Birol and many coauthors presented a paper a year ago on the place of poultry in African livelihoods. More specifically, they are "Investigating the Role of Poultry in Livelihoods and the Impact of HPAI on Livelihoods Outcomes in Africa: Evidence from Ethiopia, Ghana, Kenya and Nigeria." That is, what would happen to Africans who raise chickens if their flocks were hit by a Highly Pathogenic bird flu?
Most policies that deal with bird flu focus on the supply side problem (replacing the value of lost birds). "According to the records of the World Bank-funded Avian Influenza Control Program, between February 2007 and January 2008, N623,077,880 (US$4,215,683) has been paid to compensate farmers whose birds were culled." They point that there is also a demand side: less demand for the remaining birds whether or not HPAI actually happens when people are afraid it might happen. Even households with no sick birds lost more than two-thirds of their poultry income from the first outbreak in 2006. 75% of poultry farmers either bought no new birds or left the industry,
HPAI is "endemic" in Nigeria, and with Ghana on the migratory route, it has also had three outbreaks. However, because they find that poor people in Nigeria use a variety of livelihoods strategies, even a bad outbreak of HPAI won't affect them much in their total portfolio. Among their policy recommendations is to help increase livelihood strategy diversity - give people more opportunities to earn money.

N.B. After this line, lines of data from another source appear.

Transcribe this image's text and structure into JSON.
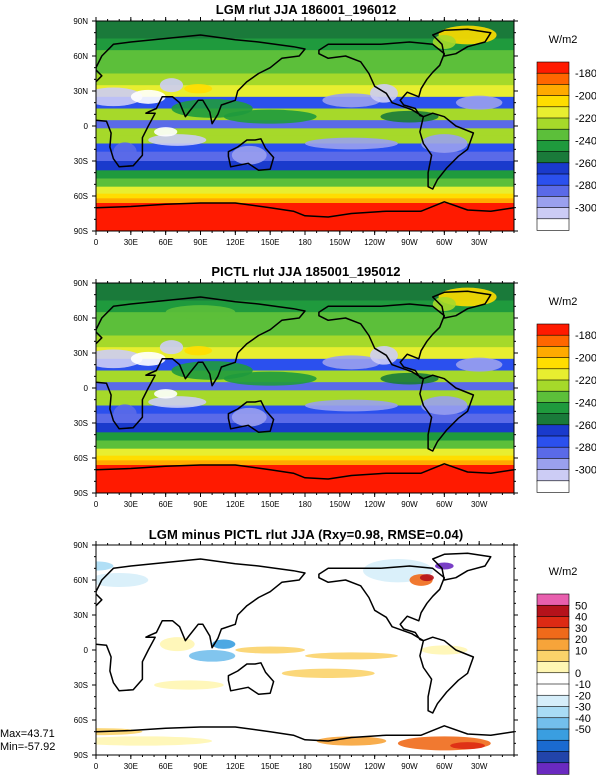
{
  "figure": {
    "stats": {
      "max": "Max=43.71",
      "min": "Min=-57.92"
    }
  },
  "chart_data": [
    {
      "type": "heatmap",
      "title": "LGM rlut JJA 186001_196012",
      "units": "W/m2",
      "x_ticks": [
        "0",
        "30E",
        "60E",
        "90E",
        "120E",
        "150E",
        "180",
        "150W",
        "120W",
        "90W",
        "60W",
        "30W"
      ],
      "y_ticks": [
        "90N",
        "60N",
        "30N",
        "0",
        "30S",
        "60S",
        "90S"
      ],
      "colorbar": {
        "labels": [
          "-180",
          "-200",
          "-220",
          "-240",
          "-260",
          "-280",
          "-300"
        ],
        "colors": [
          "#ff1a00",
          "#ff6600",
          "#ffaa00",
          "#ffdd00",
          "#e8ee30",
          "#a6d92a",
          "#5cbf3a",
          "#1f9a3d",
          "#1a7a3a",
          "#1a3acc",
          "#2b50ee",
          "#5a6ae8",
          "#9aa0ee",
          "#ccccf5",
          "#ffffff"
        ]
      }
    },
    {
      "type": "heatmap",
      "title": "PICTL rlut JJA 185001_195012",
      "units": "W/m2",
      "x_ticks": [
        "0",
        "30E",
        "60E",
        "90E",
        "120E",
        "150E",
        "180",
        "150W",
        "120W",
        "90W",
        "60W",
        "30W"
      ],
      "y_ticks": [
        "90N",
        "60N",
        "30N",
        "0",
        "30S",
        "60S",
        "90S"
      ],
      "colorbar": {
        "labels": [
          "-180",
          "-200",
          "-220",
          "-240",
          "-260",
          "-280",
          "-300"
        ],
        "colors": [
          "#ff1a00",
          "#ff6600",
          "#ffaa00",
          "#ffdd00",
          "#e8ee30",
          "#a6d92a",
          "#5cbf3a",
          "#1f9a3d",
          "#1a7a3a",
          "#1a3acc",
          "#2b50ee",
          "#5a6ae8",
          "#9aa0ee",
          "#ccccf5",
          "#ffffff"
        ]
      }
    },
    {
      "type": "heatmap",
      "title": "LGM minus PICTL rlut JJA (Rxy=0.98, RMSE=0.04)",
      "units": "W/m2",
      "x_ticks": [
        "0",
        "30E",
        "60E",
        "90E",
        "120E",
        "150E",
        "180",
        "150W",
        "120W",
        "90W",
        "60W",
        "30W"
      ],
      "y_ticks": [
        "90N",
        "60N",
        "30N",
        "0",
        "30S",
        "60S",
        "90S"
      ],
      "colorbar": {
        "labels": [
          "50",
          "40",
          "30",
          "20",
          "10",
          "0",
          "-10",
          "-20",
          "-30",
          "-40",
          "-50"
        ],
        "colors": [
          "#e85fae",
          "#b5121b",
          "#dd2a14",
          "#f06a1a",
          "#f7a43a",
          "#fbd36a",
          "#fff6b3",
          "#ffffff",
          "#ffffff",
          "#d6eefa",
          "#a9dcf5",
          "#73bfec",
          "#3a9ee0",
          "#1a6ad0",
          "#2244aa",
          "#6a2ac0"
        ]
      }
    }
  ]
}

However, I would point out that one of the reasons they pursue diverse livelihoods strategies is because of the risk involved in trusting in any one activity. They are unable to access better (more productive, more efficient, more remunerative) production strategies because something like HPAI would wipe them out. This keeps average incomes lower and perpetuates poverty and low mobility. Steps to reduce the uncertainty of any activity they already use would make it more attractive and reduce their loss aversion.
I was surprised at the Jimeta modern market this Saturday. I went to the corner where the broiler chickens are and spoke to a poultry seller. I asked him for seven of his nine chickens so my family would be able to get some food storage together. He refused to sell me more than one. It took some time and discussion before he realized that I was not trying to buy his one broiler for only N700 ("No, I want 7") and for me to realize that he would only sell me one for N1120. This being the first time I had ventured out to buy my own chicken, I don't know how much of a pattern this is. Had my Hausa or his English been better, I might have made some headway in understanding what was going on.
In Nigeria, a little more than 1/3 of rural households raise poultry while 6% of urban households do. In either case, the flocks of the poorest quintile are about 16 birds and the richest 19, and they earn about 5% of their income from them. Of the four countries studied, Nigeria has the lowest participation rate, though the highest flock size and income share, suggesting that events have pushed out the smallest poultry farmers. The poorest quintile of Nigerian poultry farmers earn 15% of their income from poultry while the richest earn only 0.25% from poultry. Additionally, much of the poultry farming is done by women and children - in the children's case, they may own one or two chickens themselves in order to pay for school supplies.